Racist, sexist ... classic? How Hollywood is dealing with problematic content

“We’ve had some very raw conversations on those Zooms,” says Gil Robertson, president of the African American Film Critics Association, who sits on Disney’s advisory council, part of its Stories Matter Initiative, alongside representatives from groups like the Coalition of Asian Pacifics in Entertainment and the Geena Davis Institute on Gender in Media as well as representatives from various departments at Disney, including programming, public policy and diversity and inclusion. Disney asks Robertson and his colleagues to watch content that may contain stereotypes or insensitive imagery and offer their perspectives. Some shows and films, like certain episodes of The Muppet Show that Disney added to its streaming platform Feb. 19, have ended up with disclaimers cautioning viewers about “negative depictions and/or mistreatment of people or cultures,” a kind of pop culture equivalent of a surgeon general’s warning. “They want to make up for any offensive messaging they may have been a part of,” Robertson says. “It feels sincere, and it’s also good business.”

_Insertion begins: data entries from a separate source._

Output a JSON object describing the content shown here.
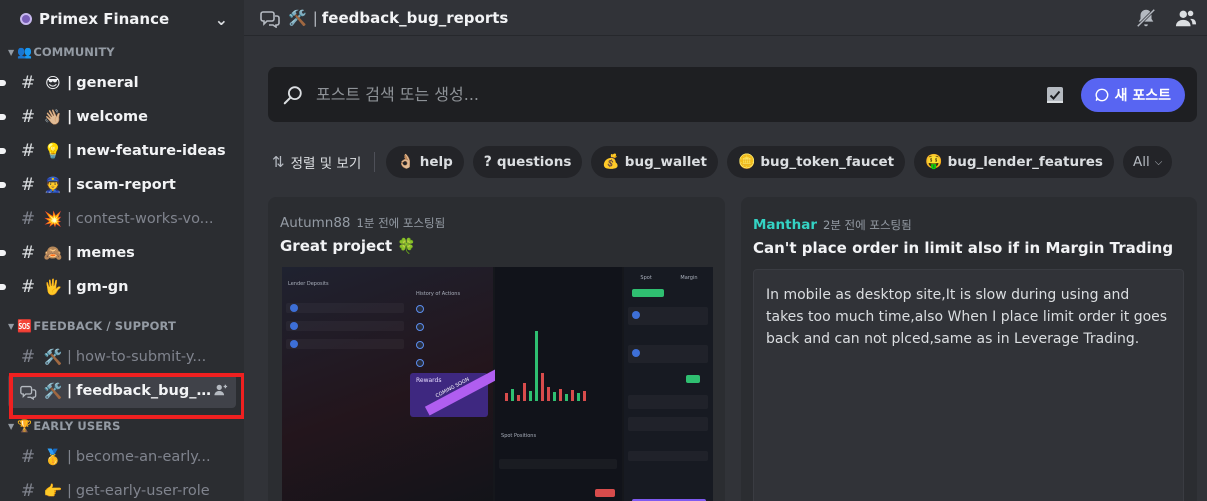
{
  "server": {
    "name": "Primex Finance"
  },
  "sidebar": {
    "categories": {
      "community": "COMMUNITY",
      "feedback": "FEEDBACK / SUPPORT",
      "early_users": "EARLY USERS"
    },
    "category_emoji": {
      "community": "👥",
      "feedback": "🆘",
      "early_users": "🏆"
    },
    "channels": [
      {
        "emoji": "😎",
        "label": "general"
      },
      {
        "emoji": "👋🏼",
        "label": "welcome"
      },
      {
        "emoji": "💡",
        "label": "new-feature-ideas"
      },
      {
        "emoji": "👮",
        "label": "scam-report"
      },
      {
        "emoji": "💥",
        "label": "contest-works-vo..."
      },
      {
        "emoji": "🙈",
        "label": "memes"
      },
      {
        "emoji": "🖐️",
        "label": "gm-gn"
      },
      {
        "emoji": "🛠️",
        "label": "how-to-submit-y..."
      },
      {
        "emoji": "🛠️",
        "label": "feedback_bug_r..."
      },
      {
        "emoji": "🥇",
        "label": "become-an-early..."
      },
      {
        "emoji": "👉",
        "label": "get-early-user-role"
      }
    ]
  },
  "topbar": {
    "emoji": "🛠️",
    "channel_name": "feedback_bug_reports"
  },
  "search": {
    "placeholder": "포스트 검색 또는 생성...",
    "new_post_label": "새 포스트"
  },
  "tags": {
    "sort_label": "정렬 및 보기",
    "items": [
      {
        "emoji": "👌🏼",
        "label": "help"
      },
      {
        "emoji": "?",
        "label": "questions"
      },
      {
        "emoji": "💰",
        "label": "bug_wallet"
      },
      {
        "emoji": "🪙",
        "label": "bug_token_faucet"
      },
      {
        "emoji": "🤑",
        "label": "bug_lender_features"
      }
    ],
    "all_label": "All"
  },
  "posts": [
    {
      "author": "Autumn88",
      "time": "1분 전에 포스팅됨",
      "title": "Great project 🍀",
      "preview": {
        "lender_deposits": "Lender Deposits",
        "history": "History of Actions",
        "rewards": "Rewards",
        "coming_soon": "COMING SOON",
        "spot_positions": "Spot Positions",
        "spot": "Spot",
        "margin": "Margin"
      }
    },
    {
      "author": "Manthar",
      "time": "2분 전에 포스팅됨",
      "title": "Can't place order in limit also if in Margin Trading",
      "body": "In mobile as desktop site,It is slow during using and takes too much time,also When I place limit order it goes back and can not plced,same as in Leverage Trading."
    }
  ],
  "colors": {
    "accent": "#5865f2",
    "highlight": "#f02020",
    "author_highlight": "#34d3c4"
  }
}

For traditional studios launching new streaming services and trying to attract 2021 audiences, their libraries are precious resources, assets to draw viewers saturated with entertainment options via the powerful forces of nostalgia and brand recognition. But these decades-old archives also are minefields of racism, sexism, homophobia and other forms of bias that were publicly acceptable in the eras in which the content originally was produced. Studios are taking a range of approaches to grappling with that part of their legacies, from adding content warnings to removing shows or films entirely to creating new content that contextualizes older programming, as WarnerMedia’s classic TV network, TCM, is doing with a new series called Reframed: Classic Films in the Rearview Mirror, which begins March 4.